Prygoski founded the Student Animal Legal Defense Fund (SALD) chapter at WMU-Cooley’s Lansing campus and serves as its president. The organization has held several fundraisers and works with the Capital Area Humane Society to raise awareness about pet adoptions. WMU-Cooley’s Student Bar Association recently honored SALD as the Lansing campus’ Best New Organization. Additionally, Prygoski has volunteered at Michigan’s Political Action Committee for Animals and served as the volunteer district leader for the Humane Society of The United States.
“Alicia’s heart is completely committed to this work,” said Christine Church, WMU-Cooley associate dean. “She currently is completing an externship with the national offices of the Humane Society in Washington D.C. and has testified on state legislation related to the treatment of animals. We truly cannot think of a better candidate for this award.”
While attending law school, Prygoski has focused her academics on improving animal rights. Her elective credits were concentrated on the legal treatment of animals. In 2015, Prygoski was one of four students in the nation to receive the Animal Legal Defense Fund’s Advancement in Animal Law Scholarship. She also competed in the National Animal Law Competition at Harvard Law School and had the Best Bill and Fact Sheet.

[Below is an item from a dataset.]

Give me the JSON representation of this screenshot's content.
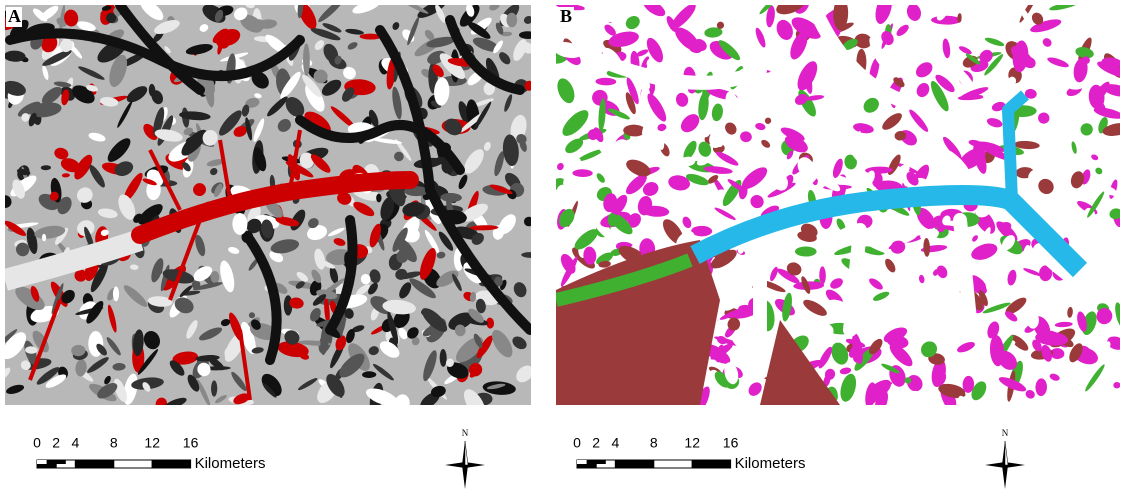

The SBM Wanda Nash award is named for the founder of the Animal Law Section. Michigan was the first bar association to approve an animal law section.

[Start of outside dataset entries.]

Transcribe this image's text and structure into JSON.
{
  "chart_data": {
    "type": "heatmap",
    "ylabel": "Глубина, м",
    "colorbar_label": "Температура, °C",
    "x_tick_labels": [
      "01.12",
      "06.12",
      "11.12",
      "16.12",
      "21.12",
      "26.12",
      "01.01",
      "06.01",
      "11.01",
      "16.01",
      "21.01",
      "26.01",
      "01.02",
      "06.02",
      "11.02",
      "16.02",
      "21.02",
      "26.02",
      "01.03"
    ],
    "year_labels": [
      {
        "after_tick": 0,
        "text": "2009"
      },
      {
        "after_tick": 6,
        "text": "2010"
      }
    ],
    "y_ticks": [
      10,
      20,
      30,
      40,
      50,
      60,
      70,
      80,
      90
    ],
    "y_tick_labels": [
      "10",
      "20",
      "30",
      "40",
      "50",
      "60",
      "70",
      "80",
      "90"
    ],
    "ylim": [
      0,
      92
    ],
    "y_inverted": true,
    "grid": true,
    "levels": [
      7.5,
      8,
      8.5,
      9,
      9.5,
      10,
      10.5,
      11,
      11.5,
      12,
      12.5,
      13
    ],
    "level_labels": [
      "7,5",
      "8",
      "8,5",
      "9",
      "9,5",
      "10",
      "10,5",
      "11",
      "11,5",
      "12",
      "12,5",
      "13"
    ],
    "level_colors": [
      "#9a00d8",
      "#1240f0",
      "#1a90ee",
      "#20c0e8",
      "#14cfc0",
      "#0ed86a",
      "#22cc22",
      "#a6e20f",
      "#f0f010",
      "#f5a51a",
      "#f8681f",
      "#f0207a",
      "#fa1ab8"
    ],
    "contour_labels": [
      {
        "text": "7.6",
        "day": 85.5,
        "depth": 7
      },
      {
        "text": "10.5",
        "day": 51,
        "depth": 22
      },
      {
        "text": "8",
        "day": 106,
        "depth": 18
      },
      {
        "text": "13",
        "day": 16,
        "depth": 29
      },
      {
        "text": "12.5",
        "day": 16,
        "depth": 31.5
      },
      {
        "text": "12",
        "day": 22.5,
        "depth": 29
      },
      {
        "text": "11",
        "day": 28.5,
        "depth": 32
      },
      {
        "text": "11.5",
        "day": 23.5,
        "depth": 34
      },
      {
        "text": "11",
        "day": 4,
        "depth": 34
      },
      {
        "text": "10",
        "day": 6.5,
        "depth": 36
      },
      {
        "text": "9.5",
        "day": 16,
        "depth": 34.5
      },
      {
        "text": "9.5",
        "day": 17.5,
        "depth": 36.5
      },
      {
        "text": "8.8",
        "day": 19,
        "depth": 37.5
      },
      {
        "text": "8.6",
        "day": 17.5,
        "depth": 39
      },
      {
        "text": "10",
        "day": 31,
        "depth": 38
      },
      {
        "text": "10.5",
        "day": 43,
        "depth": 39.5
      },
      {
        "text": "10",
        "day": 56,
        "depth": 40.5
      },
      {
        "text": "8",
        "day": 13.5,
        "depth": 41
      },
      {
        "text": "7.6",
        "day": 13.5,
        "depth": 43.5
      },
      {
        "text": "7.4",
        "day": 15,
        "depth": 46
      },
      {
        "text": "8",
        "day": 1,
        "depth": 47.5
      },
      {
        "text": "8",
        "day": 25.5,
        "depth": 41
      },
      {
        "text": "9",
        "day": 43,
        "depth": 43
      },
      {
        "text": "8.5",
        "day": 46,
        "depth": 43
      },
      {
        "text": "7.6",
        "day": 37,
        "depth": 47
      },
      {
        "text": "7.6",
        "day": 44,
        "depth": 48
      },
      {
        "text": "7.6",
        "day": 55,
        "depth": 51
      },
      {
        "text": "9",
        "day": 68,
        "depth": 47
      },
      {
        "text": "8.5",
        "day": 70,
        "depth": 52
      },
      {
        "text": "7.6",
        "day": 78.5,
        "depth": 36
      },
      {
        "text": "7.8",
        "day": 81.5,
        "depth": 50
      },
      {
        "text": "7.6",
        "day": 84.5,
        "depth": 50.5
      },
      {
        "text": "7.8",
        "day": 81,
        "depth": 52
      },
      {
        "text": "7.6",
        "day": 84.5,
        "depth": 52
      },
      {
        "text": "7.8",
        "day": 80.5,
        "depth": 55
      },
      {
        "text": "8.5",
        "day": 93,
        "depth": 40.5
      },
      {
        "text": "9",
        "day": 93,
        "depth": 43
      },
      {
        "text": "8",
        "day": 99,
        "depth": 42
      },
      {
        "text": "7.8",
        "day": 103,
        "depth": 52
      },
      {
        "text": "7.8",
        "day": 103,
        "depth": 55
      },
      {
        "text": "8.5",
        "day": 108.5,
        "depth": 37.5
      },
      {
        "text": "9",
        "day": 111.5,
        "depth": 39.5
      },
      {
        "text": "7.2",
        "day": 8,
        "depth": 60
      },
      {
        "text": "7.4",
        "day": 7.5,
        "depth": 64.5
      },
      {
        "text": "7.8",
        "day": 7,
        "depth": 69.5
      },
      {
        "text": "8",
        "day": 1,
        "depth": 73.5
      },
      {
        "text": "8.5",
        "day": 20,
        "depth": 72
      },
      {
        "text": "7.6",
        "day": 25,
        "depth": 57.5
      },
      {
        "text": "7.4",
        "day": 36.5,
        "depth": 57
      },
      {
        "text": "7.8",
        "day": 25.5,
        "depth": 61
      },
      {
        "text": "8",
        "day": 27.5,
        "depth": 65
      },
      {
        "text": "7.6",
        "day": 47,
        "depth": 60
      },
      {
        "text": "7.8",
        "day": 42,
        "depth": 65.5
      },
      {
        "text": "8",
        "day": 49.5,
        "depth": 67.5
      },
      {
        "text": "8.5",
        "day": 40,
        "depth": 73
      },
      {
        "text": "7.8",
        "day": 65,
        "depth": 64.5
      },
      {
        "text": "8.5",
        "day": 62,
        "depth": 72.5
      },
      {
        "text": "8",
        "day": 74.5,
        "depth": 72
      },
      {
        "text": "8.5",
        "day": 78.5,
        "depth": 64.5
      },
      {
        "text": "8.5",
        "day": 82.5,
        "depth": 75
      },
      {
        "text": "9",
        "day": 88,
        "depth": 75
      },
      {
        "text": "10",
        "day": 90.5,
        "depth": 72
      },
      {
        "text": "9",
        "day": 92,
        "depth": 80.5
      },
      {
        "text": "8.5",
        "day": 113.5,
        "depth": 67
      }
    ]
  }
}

About Western Michigan University Thomas M. Cooley Law School: Western Michigan University and Thomas M. Cooley Law School affiliated in 2014, combining the status of a nationally-ranked, public, comprehensive research university with the commitment to practical legal education of an independent, non-profit, national law school. WMU-Cooley is accredited by both the American Bar Association and the Higher Learning Commission of the North Central Association. The law school has provided nearly 20,000 graduates with the practical skills necessary for a seamless transition from academia to the real world, and enrolls classes in January, May, and September at its Lansing, Auburn Hills, and Grand Rapids, Michigan campuses, and its Tampa Bay, Florida campus. WMU and the law school continue to operate as independent institutions with their own governance structure and separate fiduciary responsibilities.